Last, we should make clear that the Spirituality and Psychiatry Special Interest Group is precisely that - a special interest group. Its function is neither prescriptive nor prohibitive. We would no more advocate proselytising than see spiritual concerns ousted from the clinical consultation.

We wish to make clear that we welcome the debate to which Poole et al are contributing and look forward to further discussion when Professor Poole will be talking at the Group's programme in October 2010 on ‘Intolerant secularisation’. We do not look for uniformity of opinion, but we do hold that every viewpoint is worthy of consideration and respect.

1 Poole, R, Higgo, R, Strong, G, Kennedy, G, Ruben, S, Barnes, R, et al. Concerns over professional boundaries remain unresolved. Psychiatrist 2010; eLetter (http://pb.rcpsych.org/cgi/eletters/34/2/63#9866).

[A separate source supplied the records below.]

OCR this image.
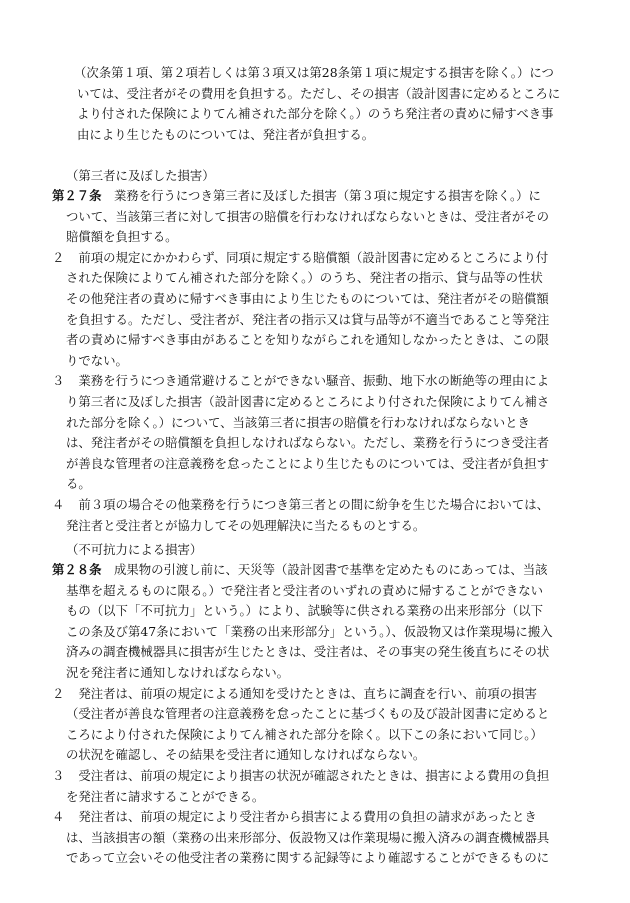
（次条第１項、第２項若しくは第３項又は第28条第１項に規定する損害を除く。）につ
いては、受注者がその費用を負担する。ただし、その損害（設計図書に定めるところに
より付された保険によりてん補された部分を除く。）のうち発注者の責めに帰すべき事
由により生じたものについては、発注者が負担する。
（第三者に及ぼした損害）
第２７条　 業務を行うにつき第三者に及ぼした損害（第３項に規定する損害を除く。）に
ついて、当該第三者に対して損害の賠償を行わなければならないときは、受注者がその
賠償額を負担する。
２　 前項の規定にかかわらず、同項に規定する賠償額（設計図書に定めるところにより付
された保険によりてん補された部分を除く。）のうち、発注者の指示、貸与品等の性状
その他発注者の責めに帰すべき事由により生じたものについては、発注者がその賠償額
を負担する。ただし、受注者が、発注者の指示又は貸与品等が不適当であること等発注
者の責めに帰すべき事由があることを知りながらこれを通知しなかったときは、この限
りでない。
３　 業務を行うにつき通常避けることができない騒音、振動、地下水の断絶等の理由によ
り第三者に及ぼした損害（設計図書に定めるところにより付された保険によりてん補さ
れた部分を除く。）について、当該第三者に損害の賠償を行わなければならないとき
は、発注者がその賠償額を負担しなければならない。ただし、業務を行うにつき受注者
が善良な管理者の注意義務を怠ったことにより生じたものについては、受注者が負担す
る。
４　 前３項の場合その他業務を行うにつき第三者との間に紛争を生じた場合においては、
発注者と受注者とが協力してその処理解決に当たるものとする。
（不可抗力による損害）
第２８条　 成果物の引渡し前に、天災等（設計図書で基準を定めたものにあっては、当該
基準を超えるものに限る。）で発注者と受注者のいずれの責めに帰することができない
もの（以下「不可抗力」という。）により、試験等に供される業務の出来形部分（以下
この条及び第47条において「業務の出来形部分」という。）、仮設物又は作業現場に搬入
済みの調査機械器具に損害が生じたときは、受注者は、その事実の発生後直ちにその状
況を発注者に通知しなければならない。
２　 発注者は、前項の規定による通知を受けたときは、直ちに調査を行い、前項の損害
（受注者が善良な管理者の注意義務を怠ったことに基づくもの及び設計図書に定めると
ころにより付された保険によりてん補された部分を除く。以下この条において同じ。）
の状況を確認し、その結果を受注者に通知しなければならない。
３　 受注者は、前項の規定により損害の状況が確認されたときは、損害による費用の負担
を発注者に請求することができる。
４　 発注者は、前項の規定により受注者から損害による費用の負担の請求があったとき
は、当該損害の額（業務の出来形部分、仮設物又は作業現場に搬入済みの調査機械器具
であって立会いその他受注者の業務に関する記録等により確認することができるものに
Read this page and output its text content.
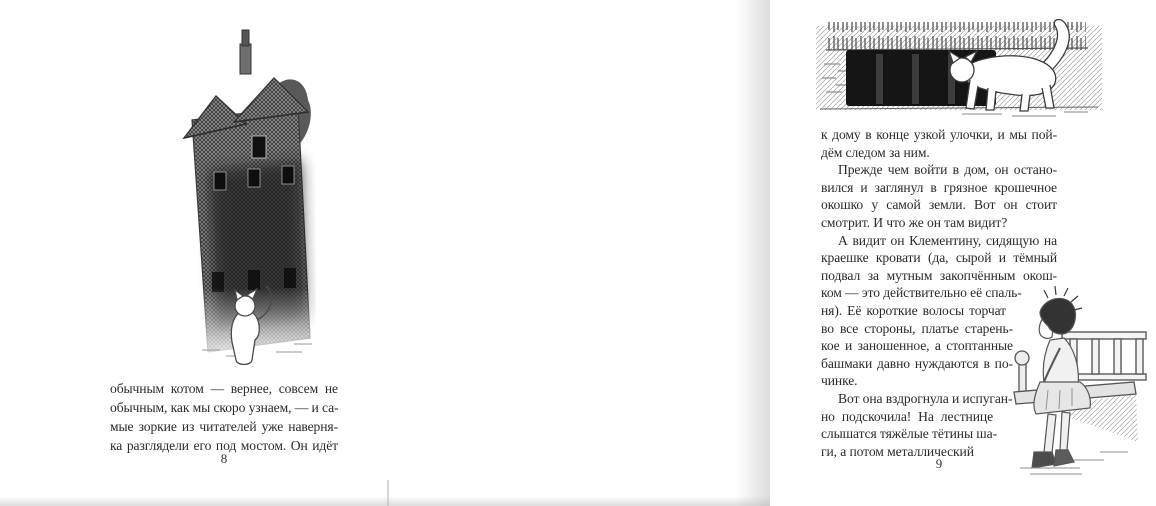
обычным котом — вернее, совсем не
обычным, как мы скоро узнаем, — и са-
мые зоркие из читателей уже наверня-
ка разглядели его под мостом. Он идёт
8
к дому в конце узкой улочки, и мы пой-
дём следом за ним.
Прежде чем войти в дом, он остано-
вился и заглянул в грязное крошечное
окошко у самой земли. Вот он стоит
смотрит. И что же он там видит?
А видит он Клементину, сидящую на
краешке кровати (да, сырой и тёмный
подвал за мутным закопчённым окош-
ком — это действительно её спаль-
ня). Её короткие волосы торчат
во все стороны, платье старень-
кое и заношенное, а стоптанные
башмаки давно нуждаются в по-
чинке.
Вот она вздрогнула и испуган-
но подскочила! На лестнице
слышатся тяжёлые тётины ша-
ги, а потом металлический
9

2 Koenig, HG. Religion and mental health: what should psychiatrists do? Psychiatr Bull 2008; 32: 201–3.
3 Dein, S, Cook, CCH, Powell, A, Eagger, S. Religion, spirituality and mental health. Psychiatrist 2010; 34: 63–4.
4 General Medical Council. Personal Beliefs and Medical Practice – Guidance for Doctors. GMC, 2008.
5 Faulkner, A. Knowing Our Own Minds. Mental Health Foundation, 1997.
6 McCord, G, Gilchrist, VJ, Grossman, SD, King, BD, McCormick, KF, Oprandi, AM, et al. Discussing spirituality with patients: a rational and ethical approach. Ann Fam Med 2004; 2: 356–61.
7 World Health Organization. WHOQOL and Spirituality, Religiousness and Personal Beliefs: Report on WHO Consultation. WHO, 1998.